Nonhomogeneous Poisson distribution

Question

Suppose claims arrive at a firm with nonhomogeneous Poisson distribution where: $\lambda(t)=$

{$t, \ 0\leq t\leq 5$

$5, \ 5\leq t\leq 7$

$12-t, \ 7\leq t \leq12$}

(Sorry I don't know how to write the function out properly on latex)

$t$ is the time in months and we assume each month has $30$ days.

I'm asked to calculate the expected number of claims in a year and I just want to check I've done this right because there's one part I'm not too sure about in my answer.

Here's what I've done:

$\wedge(t) = \int^t_0 s ds = 1/2t^2, 0\leq t\leq 5$

$\wedge(t)=5+1/2(5)^2 = 17.5, 5\leq t \leq 7$

$\wedge(t)=17.5 + \int^t_7(12-s)ds = 17.5+12t-84-((t^2-49)/2) , 7\leq t \leq 12$

$N=17.5+12(12)-84-((12^2 -49)/2) = 30$

What's confusing me is the $5\leq t \leq 7$ part. To obtain $17.5$ from my second $\wedge (t)$ I only added $5$ once, should I have added it twice (or more than twice)? Does this interval mean that there are $5$ claims from month $5$ to month $7$ or does it mean there are $5$ claims each month from month $5$ to month $7$? Should my total by $35$ instead of $30$? I'm puzzled here because if I leave my answer this way then if I were to work out $\wedge(6)$ I would get $17.5$ as my answer but if I also work out $\wedge(7)$ I again get $17.5$, should $\wedge (7)$ be $22.5$?

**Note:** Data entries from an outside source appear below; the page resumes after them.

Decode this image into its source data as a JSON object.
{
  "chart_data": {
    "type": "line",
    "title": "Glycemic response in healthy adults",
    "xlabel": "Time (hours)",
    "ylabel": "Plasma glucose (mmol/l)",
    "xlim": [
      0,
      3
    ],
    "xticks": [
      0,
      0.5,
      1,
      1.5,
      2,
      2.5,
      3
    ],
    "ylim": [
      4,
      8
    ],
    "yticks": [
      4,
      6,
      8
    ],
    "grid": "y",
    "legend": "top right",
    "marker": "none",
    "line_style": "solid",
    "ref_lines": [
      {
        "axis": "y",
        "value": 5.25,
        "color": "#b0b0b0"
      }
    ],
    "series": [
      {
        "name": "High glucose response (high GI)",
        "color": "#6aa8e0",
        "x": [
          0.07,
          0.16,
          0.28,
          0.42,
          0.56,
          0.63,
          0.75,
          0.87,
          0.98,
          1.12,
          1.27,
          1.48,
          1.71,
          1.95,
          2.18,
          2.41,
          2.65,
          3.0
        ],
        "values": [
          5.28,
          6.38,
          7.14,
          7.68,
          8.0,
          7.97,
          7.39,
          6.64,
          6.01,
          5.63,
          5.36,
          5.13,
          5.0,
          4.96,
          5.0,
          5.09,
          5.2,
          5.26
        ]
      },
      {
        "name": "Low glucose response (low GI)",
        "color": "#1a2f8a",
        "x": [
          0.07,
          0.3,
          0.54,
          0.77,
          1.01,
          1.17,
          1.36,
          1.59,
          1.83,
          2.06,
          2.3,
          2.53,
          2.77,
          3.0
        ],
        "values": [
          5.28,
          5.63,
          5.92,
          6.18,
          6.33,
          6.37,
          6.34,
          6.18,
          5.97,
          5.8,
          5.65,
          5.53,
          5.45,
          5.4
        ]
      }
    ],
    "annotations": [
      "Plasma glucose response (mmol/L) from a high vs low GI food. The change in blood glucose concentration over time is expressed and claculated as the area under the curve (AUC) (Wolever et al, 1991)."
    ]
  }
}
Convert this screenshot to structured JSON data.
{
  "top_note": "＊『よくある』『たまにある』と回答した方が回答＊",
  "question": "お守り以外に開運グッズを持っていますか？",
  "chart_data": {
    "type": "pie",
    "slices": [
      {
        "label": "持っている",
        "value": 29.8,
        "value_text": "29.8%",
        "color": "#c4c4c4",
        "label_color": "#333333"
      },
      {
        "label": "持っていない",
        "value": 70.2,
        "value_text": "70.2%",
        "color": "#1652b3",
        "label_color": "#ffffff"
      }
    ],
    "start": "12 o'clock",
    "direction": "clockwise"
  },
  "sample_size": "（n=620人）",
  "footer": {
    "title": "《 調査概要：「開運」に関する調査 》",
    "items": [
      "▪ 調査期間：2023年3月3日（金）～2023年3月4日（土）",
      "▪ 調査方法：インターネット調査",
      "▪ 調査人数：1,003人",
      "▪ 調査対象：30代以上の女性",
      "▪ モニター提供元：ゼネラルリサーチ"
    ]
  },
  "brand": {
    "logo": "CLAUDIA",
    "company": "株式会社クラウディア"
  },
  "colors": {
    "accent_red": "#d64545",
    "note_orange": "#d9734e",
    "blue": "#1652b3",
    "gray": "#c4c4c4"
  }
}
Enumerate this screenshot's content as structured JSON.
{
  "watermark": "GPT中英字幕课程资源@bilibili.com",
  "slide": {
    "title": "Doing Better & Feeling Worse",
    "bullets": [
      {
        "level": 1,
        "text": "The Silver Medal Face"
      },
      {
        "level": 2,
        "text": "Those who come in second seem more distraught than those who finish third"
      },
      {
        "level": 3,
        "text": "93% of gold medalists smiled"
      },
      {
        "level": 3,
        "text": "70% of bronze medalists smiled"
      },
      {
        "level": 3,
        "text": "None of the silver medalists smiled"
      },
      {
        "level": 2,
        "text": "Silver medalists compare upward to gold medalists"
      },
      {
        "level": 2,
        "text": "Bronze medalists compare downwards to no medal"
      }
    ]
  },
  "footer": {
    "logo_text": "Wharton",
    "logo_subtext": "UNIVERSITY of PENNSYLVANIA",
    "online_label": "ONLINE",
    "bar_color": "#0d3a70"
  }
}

Please let me know if I've done this correctly or if I've made a mistake, thanks in advance.

Answer 1

The expected number of claims in 12 months is simply the integral of the intensity (claims rate) over that time period; i.e. $$\operatorname{E}[N(12)] = \Lambda(12) = \int_{t = 0}^{12} \lambda(t) \, dt$$ where $$\lambda(t) = \begin{cases} t, & 0 \le t \le 5 \\ 5, & 5 < t \le 7 \\ 12 - t, & 7 < t \le 12.\end{cases}$$

The integration of $\lambda$ is straightforward:

$$\int_{t = 0}^{12} \lambda(t) \, dt = \int_{t=0}^5 t \, dt + \int_{t=5}^7 5 \, dt + \int_{t=7}^{12} (12-t) \, dt.$$ You don't need to explicitly compute $\Lambda(t)$ and write it as a piecewise function, which is what you were apparently trying to do, because all you need is the cumulative intensity at a single point in time.

---

For the sake of completeness, if you need to compute the cumulative intensity $\Lambda(t)$, then there are the following cases:

Case 1. $0 \le t \le 5$:

$$\Lambda(t) = \int_{s=0}^t s \, ds = \frac{t^2}{2}.$$

Case 2. $5 < t \le 7$:

$$\Lambda(t) = \Lambda(5) + \int_{s=5}^t 5 \, ds = \frac{25}{2} + 5(t-5) = 5t - \frac{25}{2}.$$

Case 3. $7 < t \le 12$:

$$\Lambda(t) = \Lambda(7) + \int_{s=7}^t (12 - s) \, ds = 5(7) - \frac{25}{2} + 12t - \frac{t^2}{2} - 12(7) + \frac{7^2}{2} = -37 + 12t - \frac{t^2}{2}.$$

Case 4. $t > 12$:

$$\Lambda(t) = \Lambda(12) + 0 = -37 + 12(12) - \frac{12^2}{2} = 35.$$

This gives the complete function

$$\Lambda(t) = \begin{cases} 0, & t < 0 \\ \frac{t^2}{2}, & 0 \le t \le 5 \\ 5t - \frac{25}{2}, & 5 < t \le 7 \\ -\frac{t^2}{2} + 12 t - 37, & 7 < t \le 12 \\ 35, & t > 12. \end{cases}$$

We can then compute probabilities and expected intensities for intervals from one point in time to another, e.g. the expected number of claims between times $t = 4$ and $t = 8$ is $\Lambda(8) - \Lambda(4) = 27 - 8 = 19$.